Genome-wide identification of genes that accumulate RNAPII at the 3′ end. (A) Profiles of total RNAPII (Pol II) density on actively transcribed genes were analyzed using three peak calling methods (see Supplemental Fig. 1). The diagrams show numbers of genes with a consistent 3′ peak (detected by at least two methods), genes consistently devoid of 3′ peak (no peak detected by any of the three methods), and uncertain genes (genes with a 3′ peak detected by a single method) in murine ES cells, human CD4⁺ T, and MCF7 cells. Graphs depict average RNAPII profiles at the 3′-end of genes with (red) and without (green) peak. The 3′-end is unscaled. (B) Comparison of RNAPII ChIP-seq and Gro-seq average profiles across genes with (red) and without (green) peak in mouse ES cells. The 5′ end (TSS denotes transcription start site) and the 3′-end are unscaled.
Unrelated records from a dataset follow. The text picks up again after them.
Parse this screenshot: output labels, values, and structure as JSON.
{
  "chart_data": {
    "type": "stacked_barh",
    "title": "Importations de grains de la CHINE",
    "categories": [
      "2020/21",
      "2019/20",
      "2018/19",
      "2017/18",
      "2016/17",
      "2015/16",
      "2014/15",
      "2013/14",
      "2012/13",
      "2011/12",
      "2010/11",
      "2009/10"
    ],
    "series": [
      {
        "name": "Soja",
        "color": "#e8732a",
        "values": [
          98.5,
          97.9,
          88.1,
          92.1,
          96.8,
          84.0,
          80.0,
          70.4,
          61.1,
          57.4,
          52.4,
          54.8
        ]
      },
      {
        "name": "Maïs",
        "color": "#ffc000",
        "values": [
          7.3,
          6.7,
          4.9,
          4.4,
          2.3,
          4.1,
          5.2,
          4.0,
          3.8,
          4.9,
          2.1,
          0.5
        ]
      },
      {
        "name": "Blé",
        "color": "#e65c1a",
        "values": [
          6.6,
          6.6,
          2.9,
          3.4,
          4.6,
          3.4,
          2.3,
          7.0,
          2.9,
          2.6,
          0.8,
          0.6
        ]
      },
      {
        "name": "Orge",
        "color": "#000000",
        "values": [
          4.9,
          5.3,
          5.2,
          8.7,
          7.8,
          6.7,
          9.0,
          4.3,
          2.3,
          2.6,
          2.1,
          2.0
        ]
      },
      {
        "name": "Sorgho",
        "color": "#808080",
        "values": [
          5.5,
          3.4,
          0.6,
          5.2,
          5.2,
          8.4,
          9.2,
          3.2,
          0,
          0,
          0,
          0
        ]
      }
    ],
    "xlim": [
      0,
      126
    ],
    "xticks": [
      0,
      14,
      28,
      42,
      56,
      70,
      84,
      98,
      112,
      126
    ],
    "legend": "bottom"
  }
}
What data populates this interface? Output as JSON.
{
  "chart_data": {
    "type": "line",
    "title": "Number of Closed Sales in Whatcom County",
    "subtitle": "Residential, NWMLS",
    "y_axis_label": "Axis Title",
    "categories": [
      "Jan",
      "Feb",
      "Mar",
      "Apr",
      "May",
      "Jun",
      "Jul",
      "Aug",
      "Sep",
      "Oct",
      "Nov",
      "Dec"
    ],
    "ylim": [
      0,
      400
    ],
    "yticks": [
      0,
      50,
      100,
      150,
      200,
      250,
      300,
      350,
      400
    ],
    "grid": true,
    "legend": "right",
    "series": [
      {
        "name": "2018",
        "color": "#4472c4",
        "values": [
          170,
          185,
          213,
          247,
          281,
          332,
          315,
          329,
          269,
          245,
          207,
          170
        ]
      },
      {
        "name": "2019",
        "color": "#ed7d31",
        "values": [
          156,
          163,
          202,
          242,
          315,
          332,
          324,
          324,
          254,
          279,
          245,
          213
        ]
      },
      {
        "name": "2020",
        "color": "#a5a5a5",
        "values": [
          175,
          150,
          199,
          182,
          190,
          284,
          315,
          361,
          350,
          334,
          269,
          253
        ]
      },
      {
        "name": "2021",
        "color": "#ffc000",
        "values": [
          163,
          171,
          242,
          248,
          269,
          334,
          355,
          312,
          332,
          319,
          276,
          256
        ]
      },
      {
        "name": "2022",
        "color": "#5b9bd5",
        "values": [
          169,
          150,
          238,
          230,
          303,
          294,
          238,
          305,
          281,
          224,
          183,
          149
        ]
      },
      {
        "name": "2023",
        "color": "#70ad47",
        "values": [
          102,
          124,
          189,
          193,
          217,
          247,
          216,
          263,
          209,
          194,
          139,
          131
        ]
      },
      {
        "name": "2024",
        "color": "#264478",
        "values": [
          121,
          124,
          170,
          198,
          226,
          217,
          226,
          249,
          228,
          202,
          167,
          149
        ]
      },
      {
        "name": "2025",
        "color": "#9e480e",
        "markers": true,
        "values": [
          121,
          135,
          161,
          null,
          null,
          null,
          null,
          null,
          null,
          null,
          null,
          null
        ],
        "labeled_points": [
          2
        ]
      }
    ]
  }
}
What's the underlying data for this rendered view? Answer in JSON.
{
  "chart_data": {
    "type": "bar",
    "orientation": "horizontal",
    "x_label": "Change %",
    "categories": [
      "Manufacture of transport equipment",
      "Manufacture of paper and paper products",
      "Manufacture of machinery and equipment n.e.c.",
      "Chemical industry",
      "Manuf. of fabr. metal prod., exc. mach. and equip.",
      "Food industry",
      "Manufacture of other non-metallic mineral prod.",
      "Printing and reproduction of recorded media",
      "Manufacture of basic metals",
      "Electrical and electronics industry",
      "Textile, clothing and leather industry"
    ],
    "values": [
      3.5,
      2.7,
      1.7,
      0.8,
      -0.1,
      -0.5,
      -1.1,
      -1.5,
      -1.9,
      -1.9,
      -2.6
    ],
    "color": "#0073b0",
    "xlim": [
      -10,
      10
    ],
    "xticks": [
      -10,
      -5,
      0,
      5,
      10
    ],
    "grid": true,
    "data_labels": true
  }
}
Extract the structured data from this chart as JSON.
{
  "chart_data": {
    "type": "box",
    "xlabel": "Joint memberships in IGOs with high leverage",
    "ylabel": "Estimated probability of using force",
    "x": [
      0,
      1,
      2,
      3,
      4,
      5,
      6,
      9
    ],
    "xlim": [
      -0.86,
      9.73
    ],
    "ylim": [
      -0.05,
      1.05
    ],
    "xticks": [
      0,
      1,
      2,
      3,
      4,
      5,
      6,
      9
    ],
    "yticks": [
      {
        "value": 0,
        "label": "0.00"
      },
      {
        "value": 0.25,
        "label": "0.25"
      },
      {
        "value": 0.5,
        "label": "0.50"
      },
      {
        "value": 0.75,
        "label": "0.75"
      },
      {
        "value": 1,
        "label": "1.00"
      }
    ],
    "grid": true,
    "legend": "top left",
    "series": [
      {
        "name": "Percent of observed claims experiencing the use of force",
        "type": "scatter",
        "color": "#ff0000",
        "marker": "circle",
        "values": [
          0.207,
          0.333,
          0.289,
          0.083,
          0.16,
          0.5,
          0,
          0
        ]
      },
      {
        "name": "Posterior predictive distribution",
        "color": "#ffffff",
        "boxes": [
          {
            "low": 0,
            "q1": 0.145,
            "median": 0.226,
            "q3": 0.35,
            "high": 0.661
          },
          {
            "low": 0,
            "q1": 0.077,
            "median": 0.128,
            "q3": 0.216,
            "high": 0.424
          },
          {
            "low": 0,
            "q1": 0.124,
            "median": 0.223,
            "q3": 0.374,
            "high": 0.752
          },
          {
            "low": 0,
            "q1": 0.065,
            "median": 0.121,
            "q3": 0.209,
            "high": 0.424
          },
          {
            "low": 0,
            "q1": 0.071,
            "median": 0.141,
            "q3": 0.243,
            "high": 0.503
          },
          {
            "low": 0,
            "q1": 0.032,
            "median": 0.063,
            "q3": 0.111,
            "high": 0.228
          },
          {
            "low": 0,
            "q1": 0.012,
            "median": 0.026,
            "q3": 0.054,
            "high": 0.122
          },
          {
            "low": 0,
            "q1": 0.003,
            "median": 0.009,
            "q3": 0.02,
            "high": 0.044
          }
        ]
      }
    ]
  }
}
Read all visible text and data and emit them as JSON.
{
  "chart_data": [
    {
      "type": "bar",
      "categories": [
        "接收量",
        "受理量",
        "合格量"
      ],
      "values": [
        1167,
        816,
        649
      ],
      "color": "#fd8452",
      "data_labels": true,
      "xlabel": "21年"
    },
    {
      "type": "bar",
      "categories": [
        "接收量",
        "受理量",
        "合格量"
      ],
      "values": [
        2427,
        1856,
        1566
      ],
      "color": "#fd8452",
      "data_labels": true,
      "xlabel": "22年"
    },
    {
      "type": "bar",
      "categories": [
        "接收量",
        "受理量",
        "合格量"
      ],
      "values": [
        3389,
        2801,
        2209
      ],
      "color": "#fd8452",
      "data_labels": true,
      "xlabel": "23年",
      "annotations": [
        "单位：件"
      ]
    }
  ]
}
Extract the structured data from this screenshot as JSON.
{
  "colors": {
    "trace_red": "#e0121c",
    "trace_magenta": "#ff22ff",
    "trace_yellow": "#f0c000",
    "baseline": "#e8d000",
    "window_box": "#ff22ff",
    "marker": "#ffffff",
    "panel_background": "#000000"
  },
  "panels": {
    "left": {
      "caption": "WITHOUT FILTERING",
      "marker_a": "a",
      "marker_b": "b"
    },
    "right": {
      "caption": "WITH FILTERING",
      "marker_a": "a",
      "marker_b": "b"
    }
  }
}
The remainder of the gene is rescaled to 2 kb. (C) Total RNAPII (gray) and Ser2P (purple) profile for a representative gene (Bsg) and average RNAPII Ser2P profiles at the 3′-end of genes with (red) and without (green) a 3′ peak of total RNAPII. Error bars (gray) represent standard error of the mean. (D) Total RNAPII (gray), Ser2P (purple), and Ser5P (pink) profile for a representative gene (Vdac1) with a peak of RNAPII Ser5P at the 3′-end. (RPM) Reads per million.